Jangan rakyat dibodoh-bodohi terus. Sekarang rakyat tidak membutuhkan Pemilu dibelah menjadi dua lapak terpisah. Sungguh tidak penting. Yang lebih perlu diprioritaskan ialah pembenahan nilai-nilai demokrasi. Politik membawa manfaat bagi rakyat secara jangka panjang. Banyak institusi yang harus kita kuliti, supaya bekerja maksimal.
Mereka yang digaji Negara dari uang rakyat harus mempertanggung jawabkan kerjanya. Penyelenggara Pemilu, pemerintah dan partai politik dalam kaitannya dengan Pemilu. Pesta demokrasi akhir-akhir ini lebih banyak melahirkan mudharat. Mobilisasi massa meski Covid-19, kekacauan, bagi-bagi Sembako dan bagi uang masih saja dilakukan massif. Sayangnya, penyelenggara Pemilu seperti tak punya kemampuan memberikan sanksi tegas.
Salah satu senior saya di KAHMI, Bang Ipul Ruray, belum lama ini pernah menyebutkan bahwa cepat atau lambat Pemilu dan Pilkada dirancang menjadi sebuah rutinitas biasa-biasa saja. Bukan sebuah momentum perubahan politik lagi yang bersifat signifikan. Bentuk kekhawatiran tersebut bukan tanpa alasan tentunya. Sebab gejalanya sudah mulai bermunculan. Rakyat malah senang dengan momentum-momentum politik seperti itu karena mereka kebagian uang dan sembako dari hasil 'serangan fajar'.
Memiriskan, kita mendoakan agar pemerintah Republik Indonesia berfikir futuristik. Memantapkan suprastruktur dan infrastruktur politik. Tidak ada lagi praktek curang. Para bandit demokrasi diberikan sanksi yang sekeras-kerasnya. Jangan sampai anggaran Negara (APBN) dan juga APBD menjadi sia-sia membiayai partai politik dalam tiap tahunnya.
Tentu masa depan demokrasi kita akan makin suram, bila desain Pemilu dilakukan hanya berorientasi politik. Melalui DPR RI yang mengusulkan pola Pemilu terbaca hanya memangkas, mempersingkat proses demokrasi kita. Publik akan ragu bahwa yang dilakukan wakil rakyat di Senayan itu demi majikannya yakni rakyat. Malah lebih dominannya, RUU itu sebagai wujud pemuas birahi politik para elit parpol.
Jangan lagi percaya alibi politisi. Argumen penguatan dan pembenaran, yang pada akhirnya Pemilu dipolarisasi menjadi dua varian. Kalau begitu jadinya, nyaris sama seperti kita berdemokrasi dari nol. Sentralisasi kewenangan DPR dalam merancang undang-undang juga harus memperhatikan kepentingan rakyat secara umum. Jangan ikut maunya saja. Sedih, jika rakyat protes dan demonstrasi dituduhnya lagi melakukan makar.

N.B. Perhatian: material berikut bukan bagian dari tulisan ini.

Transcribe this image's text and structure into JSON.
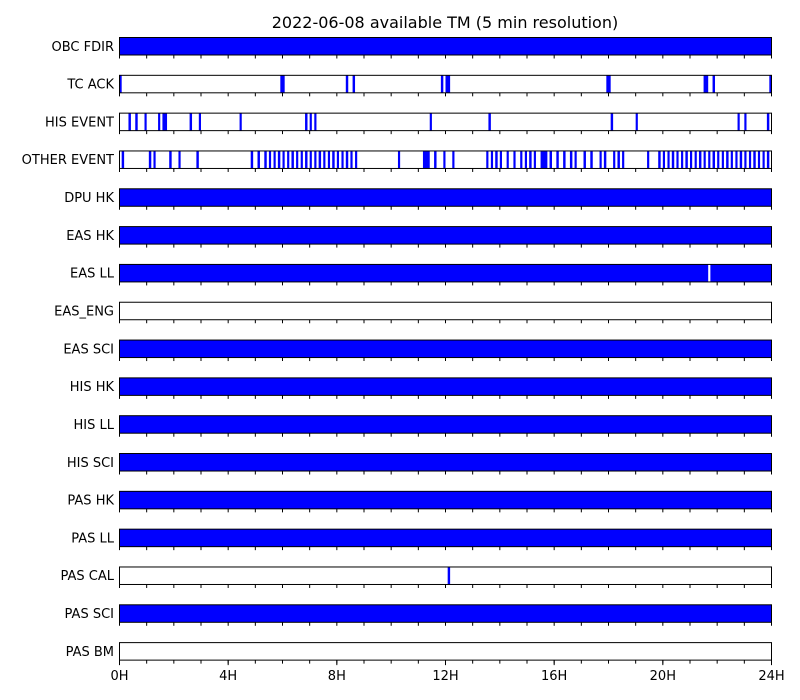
{
  "chart_data": {
    "type": "timeline",
    "title": "2022-06-08 available TM (5 min resolution)",
    "x_unit": "hours",
    "xlim": [
      0,
      24
    ],
    "x_ticks": [
      0,
      4,
      8,
      12,
      16,
      20,
      24
    ],
    "x_tick_labels": [
      "0H",
      "4H",
      "8H",
      "12H",
      "16H",
      "20H",
      "24H"
    ],
    "minor_tick_step_hours": 1,
    "colors": {
      "available": "#0000ff",
      "unavailable": "#ffffff",
      "frame": "#000000"
    },
    "rows": [
      {
        "name": "OBC FDIR",
        "intervals": [
          [
            0,
            24
          ]
        ]
      },
      {
        "name": "TC ACK",
        "intervals": [
          [
            0,
            0.08
          ],
          [
            5.92,
            6.08
          ],
          [
            8.33,
            8.42
          ],
          [
            8.58,
            8.67
          ],
          [
            11.83,
            11.92
          ],
          [
            12.0,
            12.17
          ],
          [
            17.92,
            18.08
          ],
          [
            21.5,
            21.67
          ],
          [
            21.83,
            21.92
          ],
          [
            23.92,
            24
          ]
        ]
      },
      {
        "name": "HIS EVENT",
        "intervals": [
          [
            0.33,
            0.42
          ],
          [
            0.58,
            0.67
          ],
          [
            0.92,
            1.0
          ],
          [
            1.42,
            1.5
          ],
          [
            1.58,
            1.75
          ],
          [
            2.58,
            2.67
          ],
          [
            2.92,
            3.0
          ],
          [
            4.42,
            4.5
          ],
          [
            6.83,
            6.92
          ],
          [
            7.0,
            7.08
          ],
          [
            7.17,
            7.25
          ],
          [
            11.42,
            11.5
          ],
          [
            13.58,
            13.67
          ],
          [
            18.08,
            18.17
          ],
          [
            19.0,
            19.08
          ],
          [
            22.75,
            22.83
          ],
          [
            23.0,
            23.08
          ],
          [
            23.83,
            23.92
          ]
        ]
      },
      {
        "name": "OTHER EVENT",
        "intervals": [
          [
            0.08,
            0.17
          ],
          [
            1.08,
            1.17
          ],
          [
            1.25,
            1.33
          ],
          [
            1.83,
            1.92
          ],
          [
            2.17,
            2.25
          ],
          [
            2.83,
            2.92
          ],
          [
            4.83,
            4.92
          ],
          [
            5.08,
            5.17
          ],
          [
            5.33,
            5.42
          ],
          [
            5.5,
            5.58
          ],
          [
            5.67,
            5.75
          ],
          [
            5.83,
            5.92
          ],
          [
            6.0,
            6.08
          ],
          [
            6.17,
            6.25
          ],
          [
            6.33,
            6.42
          ],
          [
            6.5,
            6.58
          ],
          [
            6.67,
            6.75
          ],
          [
            6.83,
            6.92
          ],
          [
            7.0,
            7.08
          ],
          [
            7.17,
            7.25
          ],
          [
            7.33,
            7.42
          ],
          [
            7.5,
            7.58
          ],
          [
            7.67,
            7.75
          ],
          [
            7.83,
            7.92
          ],
          [
            8.0,
            8.08
          ],
          [
            8.17,
            8.25
          ],
          [
            8.33,
            8.42
          ],
          [
            8.5,
            8.58
          ],
          [
            8.67,
            8.75
          ],
          [
            10.25,
            10.33
          ],
          [
            11.17,
            11.42
          ],
          [
            11.58,
            11.67
          ],
          [
            11.92,
            12.0
          ],
          [
            12.25,
            12.33
          ],
          [
            13.5,
            13.58
          ],
          [
            13.67,
            13.75
          ],
          [
            13.83,
            13.92
          ],
          [
            14.0,
            14.08
          ],
          [
            14.25,
            14.33
          ],
          [
            14.5,
            14.58
          ],
          [
            14.75,
            14.83
          ],
          [
            14.92,
            15.0
          ],
          [
            15.08,
            15.17
          ],
          [
            15.25,
            15.33
          ],
          [
            15.5,
            15.75
          ],
          [
            15.83,
            15.92
          ],
          [
            16.08,
            16.17
          ],
          [
            16.33,
            16.42
          ],
          [
            16.58,
            16.67
          ],
          [
            16.75,
            16.83
          ],
          [
            17.08,
            17.17
          ],
          [
            17.33,
            17.42
          ],
          [
            17.67,
            17.75
          ],
          [
            17.83,
            17.92
          ],
          [
            18.17,
            18.25
          ],
          [
            18.33,
            18.42
          ],
          [
            18.5,
            18.58
          ],
          [
            19.42,
            19.5
          ],
          [
            19.83,
            19.92
          ],
          [
            20.0,
            20.08
          ],
          [
            20.17,
            20.25
          ],
          [
            20.33,
            20.42
          ],
          [
            20.5,
            20.58
          ],
          [
            20.67,
            20.75
          ],
          [
            20.83,
            20.92
          ],
          [
            21.0,
            21.08
          ],
          [
            21.17,
            21.25
          ],
          [
            21.33,
            21.42
          ],
          [
            21.5,
            21.58
          ],
          [
            21.67,
            21.75
          ],
          [
            21.83,
            21.92
          ],
          [
            22.0,
            22.08
          ],
          [
            22.17,
            22.25
          ],
          [
            22.33,
            22.42
          ],
          [
            22.5,
            22.58
          ],
          [
            22.67,
            22.75
          ],
          [
            22.83,
            22.92
          ],
          [
            23.0,
            23.08
          ],
          [
            23.17,
            23.25
          ],
          [
            23.33,
            23.42
          ],
          [
            23.5,
            23.58
          ],
          [
            23.67,
            23.75
          ],
          [
            23.83,
            23.92
          ]
        ]
      },
      {
        "name": "DPU HK",
        "intervals": [
          [
            0,
            24
          ]
        ]
      },
      {
        "name": "EAS HK",
        "intervals": [
          [
            0,
            24
          ]
        ]
      },
      {
        "name": "EAS LL",
        "intervals": [
          [
            0,
            21.67
          ],
          [
            21.75,
            24
          ]
        ]
      },
      {
        "name": "EAS_ENG",
        "intervals": []
      },
      {
        "name": "EAS SCI",
        "intervals": [
          [
            0,
            24
          ]
        ]
      },
      {
        "name": "HIS HK",
        "intervals": [
          [
            0,
            24
          ]
        ]
      },
      {
        "name": "HIS LL",
        "intervals": [
          [
            0,
            24
          ]
        ]
      },
      {
        "name": "HIS SCI",
        "intervals": [
          [
            0,
            24
          ]
        ]
      },
      {
        "name": "PAS HK",
        "intervals": [
          [
            0,
            24
          ]
        ]
      },
      {
        "name": "PAS LL",
        "intervals": [
          [
            0,
            24
          ]
        ]
      },
      {
        "name": "PAS CAL",
        "intervals": [
          [
            12.08,
            12.17
          ]
        ]
      },
      {
        "name": "PAS SCI",
        "intervals": [
          [
            0,
            24
          ]
        ]
      },
      {
        "name": "PAS BM",
        "intervals": []
      }
    ]
  }
}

Melawan Negara dan seterusnya kecurigaan dialamatkan kepada rakyat. Padahal, rakyat menghendaki ada perbaikan terhadap Negara Indonesia tercinta. Jangan selesai dengan hutang-berhutang dari tiap kali pergantian Presiden.Â
Warisannya hanya hutang, itu tidak baik. Sangat merusak masa depan demokrasi. Memberi beban terhadap anak cucu kita kelak. Kalau menjadi pemimpin Negara sekedar berhutang, semua kita bisa melakukan itu.

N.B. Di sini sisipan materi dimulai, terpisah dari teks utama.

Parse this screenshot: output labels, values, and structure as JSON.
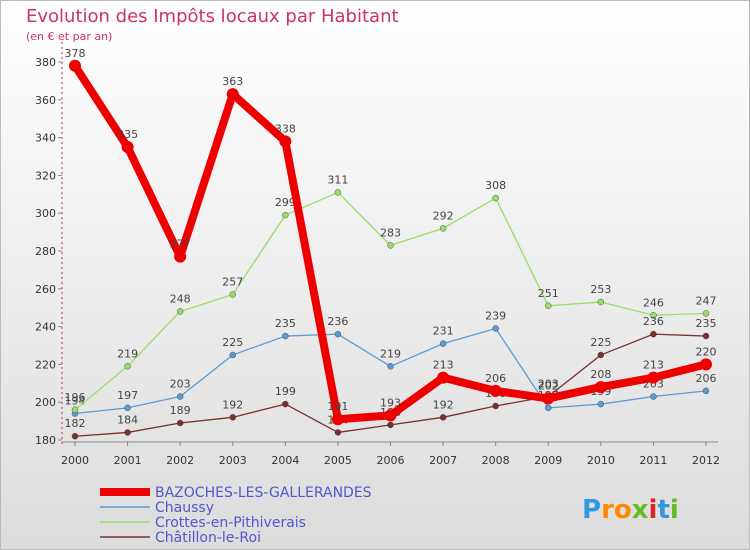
{
  "chart_data": {
    "type": "line",
    "title": "Evolution des Impôts locaux par Habitant",
    "subtitle": "(en € et par an)",
    "xlabel": "",
    "ylabel": "",
    "x": [
      "2000",
      "2001",
      "2002",
      "2003",
      "2004",
      "2005",
      "2006",
      "2007",
      "2008",
      "2009",
      "2010",
      "2011",
      "2012"
    ],
    "ylim": [
      180,
      380
    ],
    "yticks": [
      "180",
      "200",
      "220",
      "240",
      "260",
      "280",
      "300",
      "320",
      "340",
      "360",
      "380"
    ],
    "grid": false,
    "legend": "bottom-left",
    "series": [
      {
        "name": "BAZOCHES-LES-GALLERANDES",
        "color": "#ee0000",
        "values": [
          378,
          335,
          277,
          363,
          338,
          191,
          193,
          213,
          206,
          202,
          208,
          213,
          220
        ],
        "highlight": true
      },
      {
        "name": "Chaussy",
        "color": "#5a9bd5",
        "values": [
          194,
          197,
          203,
          225,
          235,
          236,
          219,
          231,
          239,
          197,
          199,
          203,
          206
        ],
        "highlight": false
      },
      {
        "name": "Crottes-en-Pithiverais",
        "color": "#99dd66",
        "values": [
          196,
          219,
          248,
          257,
          299,
          311,
          283,
          292,
          308,
          251,
          253,
          246,
          247
        ],
        "highlight": false
      },
      {
        "name": "Châtillon-le-Roi",
        "color": "#7a2e2e",
        "values": [
          182,
          184,
          189,
          192,
          199,
          184,
          188,
          192,
          198,
          203,
          225,
          236,
          235
        ],
        "highlight": false
      }
    ]
  },
  "brand": {
    "logo_text": "Proxiti"
  },
  "colors": {
    "title": "#cc3366",
    "axis": "#555555",
    "legend_text": "#5555cc"
  }
}
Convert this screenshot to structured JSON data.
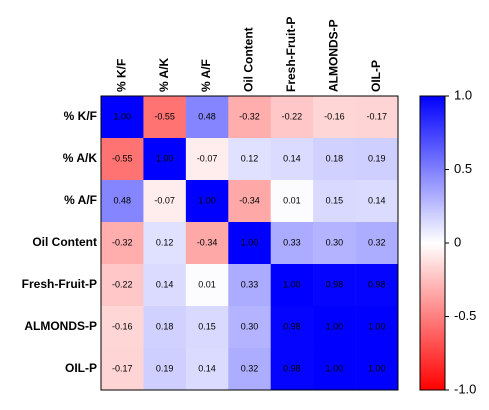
{
  "chart_data": {
    "type": "heatmap",
    "x": [
      "% K/F",
      "% A/K",
      "% A/F",
      "Oil Content",
      "Fresh-Fruit-P",
      "ALMONDS-P",
      "OIL-P"
    ],
    "y": [
      "% K/F",
      "% A/K",
      "% A/F",
      "Oil Content",
      "Fresh-Fruit-P",
      "ALMONDS-P",
      "OIL-P"
    ],
    "values": [
      [
        1.0,
        -0.55,
        0.48,
        -0.32,
        -0.22,
        -0.16,
        -0.17
      ],
      [
        -0.55,
        1.0,
        -0.07,
        0.12,
        0.14,
        0.18,
        0.19
      ],
      [
        0.48,
        -0.07,
        1.0,
        -0.34,
        0.01,
        0.15,
        0.14
      ],
      [
        -0.32,
        0.12,
        -0.34,
        1.0,
        0.33,
        0.3,
        0.32
      ],
      [
        -0.22,
        0.14,
        0.01,
        0.33,
        1.0,
        0.98,
        0.98
      ],
      [
        -0.16,
        0.18,
        0.15,
        0.3,
        0.98,
        1.0,
        1.0
      ],
      [
        -0.17,
        0.19,
        0.14,
        0.32,
        0.98,
        1.0,
        1.0
      ]
    ],
    "value_labels": [
      [
        "1.00",
        "-0.55",
        "0.48",
        "-0.32",
        "-0.22",
        "-0.16",
        "-0.17"
      ],
      [
        "-0.55",
        "1.00",
        "-0.07",
        "0.12",
        "0.14",
        "0.18",
        "0.19"
      ],
      [
        "0.48",
        "-0.07",
        "1.00",
        "-0.34",
        "0.01",
        "0.15",
        "0.14"
      ],
      [
        "-0.32",
        "0.12",
        "-0.34",
        "1.00",
        "0.33",
        "0.30",
        "0.32"
      ],
      [
        "-0.22",
        "0.14",
        "0.01",
        "0.33",
        "1.00",
        "0.98",
        "0.98"
      ],
      [
        "-0.16",
        "0.18",
        "0.15",
        "0.30",
        "0.98",
        "1.00",
        "1.00"
      ],
      [
        "-0.17",
        "0.19",
        "0.14",
        "0.32",
        "0.98",
        "1.00",
        "1.00"
      ]
    ],
    "zlim": [
      -1,
      1
    ],
    "zticks": [
      {
        "value": 1,
        "label": "1.0"
      },
      0.5,
      0,
      -0.5,
      {
        "value": -1,
        "label": "-1.0"
      }
    ],
    "colors": [
      "#ff0000",
      "#ffffff",
      "#0000ff"
    ]
  }
}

Buatlah pemerintahan ini lebih bermartabat, dihormati dan tidak berhutang lagi. Berhenti bangga dengan berhutang, apalagi iuran BPJS Kesehatan untuk kelas 3 juga sudah naik di tahun 2021 ini. Kasihan rakyat miskin yang belum tercaver program subsidi pemerintah. Belum lagi Indonesia dikepung penyebaran Covid-19, pemerintah meminta kita untuk stay at home.
Jauhi kerumunan, berarti kita juga mengurangi intensitas bekerja di ruang publik. Lantas solusinya apakah kita berdiam diri di rumah dan pemerintah memberi kita uang?. Kacau.... Nasib demokrasi akan makin tidak jelas arahnya. Tiap periode, rute dan jadwal Pemilu bisa dirubah-rubah. Ini ancaman nyata. Jalan menuju revolusi konstitusi mulai dibuka pemerintah. Berlahan-lahan, perubahan drastis dilakukan. Tentu bukan tanpa sengaja.
Model demokrasi kita yang disebut demokrasi Pancasila sudah berubah haluannya dalam praktek. Demokrasi kita telah menjadi demokrasi pasar. Menjadi panggung bagi para pemilik modal untuk belanja suara. Konstituen atau pemilih juga menyambut itu.